YouTube: Meet the New Boss

One of my projects over the past few months has been working with the Internet and Interactive Entertainment research team at Jefferies & Co. on in-depth industry research.  The latest report I helped write was on YouTube, and if you are in the content business, especially involved with a Multi-Channel Network (MCN) or thinking about investing in one, I would recommend a close read as it relates to MCN viability in building higher margin businesses.

One of my stock lines about the digital media industry in the aughts has been: media companies should have acted more like ad networks, and ad networks should have acted more like media companies. The short version of this is that both types of companies are in the business of aggregating audience attention against which they sell advertising. (I have a long version with “the math” if anyone wants to hear it.) To compete in a world where digital platforms claim outlandish reach figures, media companies needed a larger audience to sell to traditional brand advertisers (and video too, of course). At the same time, ad networks which usually had large reach needed greater control over content to sell to brand advertisers so as to boost pricing, margin, and prevent being squeezed out by programmatic as the world shifted in response to practically infinite inventory.

So following this strategy, media companies would use their valuable brand umbrella to sell media that wasn’t their own (like an ad network), managing margin and inventory risk against their own content creation. And ad networks would invest in owning content and building audience to manage inventory risk and drive CPM and margin upwards. Both parties could use whatever programmatic stuff they wanted, but in the high CPM brand/video world this would be more likely private exchange selling than it was buying inventory on shitty public exchanges or audience through nefarious development engines.  I unsuccessfully pushed for building audience tools and owning content when I was still at Rhythm while watching the rise of the MCNs with more than a little interest. With the benefit of time spent not looking for some way to win (or survive), I’m pretty sure that the path from network to media company is difficult to impossible.

MCNs are not unlike online video ad networks themselves, but represent one evolutionary step toward a media company due to its talent relationships. An MCN will put together sales contracts to represent individual content creators. An MCN will provide technology support, usually in the form of marketing and analytics to drive audience. And maybe an MCN will bring content creators in as employees or fund and produce the content under its auspices. Their very existence owes somewhat to rules YouTube put in place for ad networks selling against content creator inventory in the first place. As a result, MCNs hold a closer relationship to the talent than a premium ad network does (see also Tremor, Yume, etc.) while aggregating similar volume and generating a similar gross margin to an ad network due to the “YouTube Tax” of roughly 45%.

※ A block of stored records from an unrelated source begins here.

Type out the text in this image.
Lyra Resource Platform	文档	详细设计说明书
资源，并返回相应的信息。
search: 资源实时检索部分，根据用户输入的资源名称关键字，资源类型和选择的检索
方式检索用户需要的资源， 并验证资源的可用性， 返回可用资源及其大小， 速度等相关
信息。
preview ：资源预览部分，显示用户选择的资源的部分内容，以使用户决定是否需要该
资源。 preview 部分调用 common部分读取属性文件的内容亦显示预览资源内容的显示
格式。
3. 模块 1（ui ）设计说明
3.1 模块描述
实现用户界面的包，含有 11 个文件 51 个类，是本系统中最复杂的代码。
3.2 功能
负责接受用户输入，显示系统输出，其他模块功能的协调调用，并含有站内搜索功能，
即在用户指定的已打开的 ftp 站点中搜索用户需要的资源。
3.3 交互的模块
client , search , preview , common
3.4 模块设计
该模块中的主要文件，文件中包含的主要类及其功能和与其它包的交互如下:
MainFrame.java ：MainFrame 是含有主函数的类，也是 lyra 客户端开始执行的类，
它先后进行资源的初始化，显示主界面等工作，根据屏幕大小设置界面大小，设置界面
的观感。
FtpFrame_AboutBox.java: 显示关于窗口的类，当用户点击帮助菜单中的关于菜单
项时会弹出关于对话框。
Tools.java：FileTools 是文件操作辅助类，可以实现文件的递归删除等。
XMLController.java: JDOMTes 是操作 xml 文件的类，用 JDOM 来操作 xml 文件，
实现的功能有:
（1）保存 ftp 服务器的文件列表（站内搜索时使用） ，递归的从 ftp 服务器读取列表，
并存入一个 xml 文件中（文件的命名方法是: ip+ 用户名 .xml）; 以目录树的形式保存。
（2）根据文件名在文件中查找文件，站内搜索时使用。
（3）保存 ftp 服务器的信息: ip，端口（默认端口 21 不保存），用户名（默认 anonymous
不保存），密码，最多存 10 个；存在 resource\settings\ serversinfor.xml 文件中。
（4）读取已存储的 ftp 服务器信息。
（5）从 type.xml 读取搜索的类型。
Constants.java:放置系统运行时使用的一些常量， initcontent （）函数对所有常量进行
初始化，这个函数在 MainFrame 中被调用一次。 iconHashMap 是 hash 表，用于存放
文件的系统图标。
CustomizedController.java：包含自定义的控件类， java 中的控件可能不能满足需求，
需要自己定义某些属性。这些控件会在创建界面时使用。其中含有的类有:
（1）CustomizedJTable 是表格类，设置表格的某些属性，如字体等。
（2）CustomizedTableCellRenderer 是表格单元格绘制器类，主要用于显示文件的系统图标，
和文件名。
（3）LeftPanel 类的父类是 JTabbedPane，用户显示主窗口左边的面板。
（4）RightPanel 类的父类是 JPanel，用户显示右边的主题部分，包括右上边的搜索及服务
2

The argument that MCNs can grow their margin completely rests on them acting more like media companies and finding higher CPM, higher margin distribution for their talent relationships. I love this idea because I wanted to do it, but now I’m hard pressed to think of any network over the years that has made that transition and also seen a significant exit. There are too many pressures in low-end, programmatic, ad tech, and there is too much competition in traditional media.  Sometimes strategic ideas just don’t make sense given a time window, capital requirements, and return requirements. That Disney would pay $950 million for Maker to accelerate something they could have done themselves still baffles me. Disney could have had access to the same talent pipeline with a little work, and at some point the venture capital financing engine will get tired of funding MCN losses resulting in lower acquisition values.

There’s definitely a business for content creators on YouTube, although I think increasingly it means handing over monetization to YouTube and trusting in their sales team. In terms of the MCNs, the only company making a lot of money on YouTube is YouTube, and the smartest media company, in my opinion, has been Dreamworks who has made small, targeted investments in YouTube with a specific audience and content personality.  I do keep discussing the idea of building YouTube without YouTube with those in the industry, but my fear is that we’d end up doing what YouTube has done: replace one media gatekeeper with another… meet the new boss, same as the old boss. It’s what Jonathan Zittrain, Woody Allen, and CBS have been trying to tell for so long.